Thursday, June 29, 2017

Thirty years

For thirty years I believed 
saying a prayer when I was five 
only meant I was going to Heaven someday. 

For thirty years I believed
God sent Adam and Eve out of the Garden
because He was angry with them.

For thirty years I believed 
if I didn't act right, 
God would punish me too.

For thirty years I believed
if I didn't forgive others
God wouldn't forgive me.

For thirty years I believed 
if I followed the Bible as a rule book for Christians,
God would believe I loved Him. 

For thirty years I believed 
if I did what He said, 
God might answer some of my prayers. 

Thirty years is a long time 
to be bound by something 
that was meant to set me free.

Thirty years is a long time to believe lies.

I don't believe anyone intentionally lied to me. There are lots of reasons I didn't understand the truth. But to find out I spent thirty years bound by something that was supposed to bring me freedom is crazy!

In the last two years I've learned more about what I stepped into when I prayed that prayer at five than in all my previous thirty years combined. 

The funny thing about discovering the freedom I have in Christ is the realization that I've always had it. Jesus unlocked the prison doors a long time ago... but I had to walk out... and until recently, I didn't know how... or what was waiting for me outside of the prison.  

We hear these verses all the time, but if we don't really understand what Jesus did at the cross, we can't really understand what they mean for us.

I can do all things through Christ who strengthens me.
Philippians 4:13

The Spirit of God, who raised Jesus from the dead, lives in you. 
Romans 8:11

I tell you the truth, anyone who believes in me will 
do the same works I have done, and even greater works, 
John 14:12

If I had really understood those verses, if hadn't just said them all the time without thinking about what they really mean, if I had really known what I had by the Grace of God... how would my life have been different?

I could think about that for days, but the truth is this: what really matters is what is happening right now. What am I doing TODAY with the freedom and power I've been given? That's what is important.

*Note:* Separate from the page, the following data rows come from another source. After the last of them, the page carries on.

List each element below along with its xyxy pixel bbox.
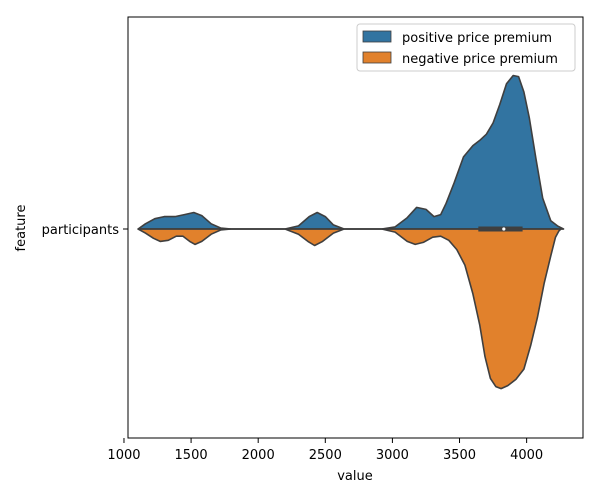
legend-frame [356,23,576,72]
legend-swatch [362,30,392,43]
legend-entry-label: negative price premium [402,52,558,67]
x-tick-label: 3000 [376,448,409,463]
x-tick-label: 1500 [175,448,208,463]
y-tick-label: participants [42,223,120,238]
x-axis-ticks: 1000 1500 2000 2500 3000 3500 4000 [107,438,543,463]
x-tick-label: 1000 [107,448,140,463]
plot-frame [127,16,584,439]
box-median [502,227,506,231]
violin-half-positive [137,74,565,230]
violin-half-negative [137,228,562,390]
y-axis-label: feature [14,205,29,252]
x-tick-label: 2500 [309,448,342,463]
box-iqr [478,226,523,232]
legend-entry-label: positive price premium [402,31,552,46]
x-tick-label: 3500 [443,448,476,463]
legend-swatch [362,51,392,64]
inner-boxplot [138,226,564,232]
x-axis-label: value [337,469,373,484]
legend: positive price premium negative price pre… [356,23,576,72]
y-axis-ticks: participants [42,223,128,238]
violins [137,74,565,390]
x-tick-label: 4000 [510,448,543,463]
x-tick-label: 2000 [242,448,275,463]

Today I'm finally living the life God planned for me. I don't necessarily mean He planned out each step and decision along my way... I mean I am living without fear. I have all of my needs met through Him and I'm excited about letting others know they can have it too. 

God is not mad at you, not even a little bit. You are perfect. You are redeemed. You are holy. You are the light of the world. You are a work of divine craftsmanship. You are healed. You are prosperous. You are the righteousness of God. You are loved more than you could ever imagine. You are free.

I know because I am too.

So if the Son sets you free, you are free indeed.
John 8:36

Where the Spirit of the Lord is, there is freedom.